During those times the British were very colonial, and one of their methods of keeping power was to cause the colonised people to fight amongst themselves (as can still be seen with the Indians and Pakistanis, Israelis and Palestinians). Well, they invented a method to split the coast by first finding the angle of tangent on the point of the boarder between the countries and the sea. Take 90 degrees of the tangent, and that is the sea boarder.
While this looks good upon first glance, due to the coastline paradox, you can always find a different tangent line.

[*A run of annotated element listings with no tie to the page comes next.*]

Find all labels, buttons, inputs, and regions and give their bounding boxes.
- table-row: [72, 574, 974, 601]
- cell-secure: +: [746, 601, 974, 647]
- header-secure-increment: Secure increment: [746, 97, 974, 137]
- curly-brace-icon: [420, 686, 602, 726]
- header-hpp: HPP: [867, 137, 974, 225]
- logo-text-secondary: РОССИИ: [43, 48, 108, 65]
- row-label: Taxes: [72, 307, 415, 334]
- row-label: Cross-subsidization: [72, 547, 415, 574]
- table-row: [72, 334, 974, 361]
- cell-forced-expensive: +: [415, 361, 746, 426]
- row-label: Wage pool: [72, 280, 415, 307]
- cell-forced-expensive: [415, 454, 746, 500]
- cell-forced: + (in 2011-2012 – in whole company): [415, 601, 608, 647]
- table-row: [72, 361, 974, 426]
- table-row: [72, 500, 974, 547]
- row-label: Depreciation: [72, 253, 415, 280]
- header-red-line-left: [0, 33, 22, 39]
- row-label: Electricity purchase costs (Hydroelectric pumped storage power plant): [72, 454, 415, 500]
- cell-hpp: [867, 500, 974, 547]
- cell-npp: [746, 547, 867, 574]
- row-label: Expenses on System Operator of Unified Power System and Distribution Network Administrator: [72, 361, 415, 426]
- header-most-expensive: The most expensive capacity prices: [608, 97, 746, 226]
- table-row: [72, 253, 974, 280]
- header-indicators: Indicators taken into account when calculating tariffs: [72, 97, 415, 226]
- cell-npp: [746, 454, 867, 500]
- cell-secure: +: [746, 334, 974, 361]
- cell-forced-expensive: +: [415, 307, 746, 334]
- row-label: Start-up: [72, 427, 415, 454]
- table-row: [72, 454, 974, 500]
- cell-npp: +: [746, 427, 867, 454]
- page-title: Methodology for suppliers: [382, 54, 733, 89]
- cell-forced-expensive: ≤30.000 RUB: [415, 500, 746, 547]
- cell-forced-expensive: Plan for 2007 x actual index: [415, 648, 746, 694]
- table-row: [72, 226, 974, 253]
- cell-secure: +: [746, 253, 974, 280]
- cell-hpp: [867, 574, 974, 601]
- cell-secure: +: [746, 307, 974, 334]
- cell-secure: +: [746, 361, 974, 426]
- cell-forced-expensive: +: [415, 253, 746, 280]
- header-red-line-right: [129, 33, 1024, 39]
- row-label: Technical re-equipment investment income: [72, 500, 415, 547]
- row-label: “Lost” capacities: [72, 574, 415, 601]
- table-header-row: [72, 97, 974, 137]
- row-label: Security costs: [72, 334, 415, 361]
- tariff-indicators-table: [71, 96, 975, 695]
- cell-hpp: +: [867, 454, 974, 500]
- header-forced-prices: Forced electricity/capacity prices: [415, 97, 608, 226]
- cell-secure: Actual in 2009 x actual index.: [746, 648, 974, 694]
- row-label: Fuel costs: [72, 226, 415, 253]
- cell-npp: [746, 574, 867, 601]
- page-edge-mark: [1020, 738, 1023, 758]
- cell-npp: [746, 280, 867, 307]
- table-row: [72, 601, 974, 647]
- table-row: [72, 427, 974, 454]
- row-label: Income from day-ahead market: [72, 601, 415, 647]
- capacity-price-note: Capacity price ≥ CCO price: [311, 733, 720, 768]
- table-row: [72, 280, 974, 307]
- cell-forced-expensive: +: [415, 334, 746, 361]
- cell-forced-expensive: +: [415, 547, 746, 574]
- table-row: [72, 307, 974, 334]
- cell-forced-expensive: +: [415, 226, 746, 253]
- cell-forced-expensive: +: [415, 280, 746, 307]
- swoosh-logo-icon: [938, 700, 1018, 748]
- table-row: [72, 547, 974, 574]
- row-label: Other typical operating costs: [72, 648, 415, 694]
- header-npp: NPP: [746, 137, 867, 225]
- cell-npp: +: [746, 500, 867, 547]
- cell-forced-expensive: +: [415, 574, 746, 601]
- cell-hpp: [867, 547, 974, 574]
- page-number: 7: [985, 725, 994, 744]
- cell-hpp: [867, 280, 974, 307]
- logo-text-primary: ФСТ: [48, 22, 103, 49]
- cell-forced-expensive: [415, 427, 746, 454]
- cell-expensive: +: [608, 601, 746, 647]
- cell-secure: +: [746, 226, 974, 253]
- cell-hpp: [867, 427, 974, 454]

That then could be the cause of conflict between countries as they try to determine the sea boarder.
If anyone knows if there is any truth to the story, I would be interested in hearing.
Alaska boundary dispute – Alaskan and Canadian claims to the Alaskan Panhandle differed greatly, based on competing interpretations of the ambiguous phrase setting the border at "a line parallel to the windings of the coast", applied to the fjord-dense region.
Arguably the same strategy exists between those who take The Sun and those who take The Economist.
At the end of the first day, a few of us tracking our progress with GPS said we had gone about 18 miles. The mapping software we had used (Gaia) had shown we had only made about 12 miles of progress on our 82 mile track.
I'm used to GPS overestimating distances since it tends to jump around on the trail a bit (and it still jumps around when you're paused) but the differences throughout the trip were much larger than I would expect.
Our 82 mile trip ended up being 104 miles, which my friends weren't really prepared for.
Examining the map closer, some of the trails we were on were pretty roughly approximated on the map (way fewer switchbacks, long straight lines, etc.)
I'm not allowed to plan our hiking trips anymore...
That said, using GPS for this task without adding an IMU for sensor fusion seems prone to measurement errors.
Unless some exchange has allowed traders to infinitely divide currency, that's doesn't seem like it could be true.
Most models of stock movement are modeled mathematically with Brownian motion which is by definition a continuous time process. You can even more trivially show that stocks are non-differentiable if you want to argue that they are fundamentally discrete time processes, in which, by definition, they are not continuous, differentiable functions.
But the argument of about "what does continuous even mean when we talk about physical systems" is another and older argument altogether.
Only if the Planck length were really a minimum possible length. But it might not be; even in a theory of quantum gravity, it might not be, since what is quantized in quantum gravity does not have to be lengths and times.
Of course, when you're zoomed in that much the concept of 'price' becomes a lot more complex. You need to distinguish between bid, ask, and last transaction price. So the whole mental model kind of falls apart.
That got me wondering if it’s generally true for any number of dimensions.
In 3D, volume converges with more perimeter points, but surface area does not.
This line of thinking leads to sampling theory. Given a noisy analog signal, digitizing it at higher and higher resolution and sample rate can yield an arbitrarily large number of data points, as you track the noise. But the area of the envelope around the waveform converges.
StandUpMaths did a great video on this recently, asking whether national land area includes elevation and which nations would gain/lose the most land area if it were/weren't: https://www.youtube.com/watch?v=PtKhbbcc1Rc
The coastline paradox and MAU effectively seem to be of the same class, i.e., change the rules for your measurement and you get different results. This hadn't occurred to me before. I wonder if there's other similar?
(Glad you're enjoying it! I absolutely loved some of the ideas - the treatment of social media, in particular)
Or a physicist for that matter - we don't have a useful theory of quantum gravity, space may or may not be quantized.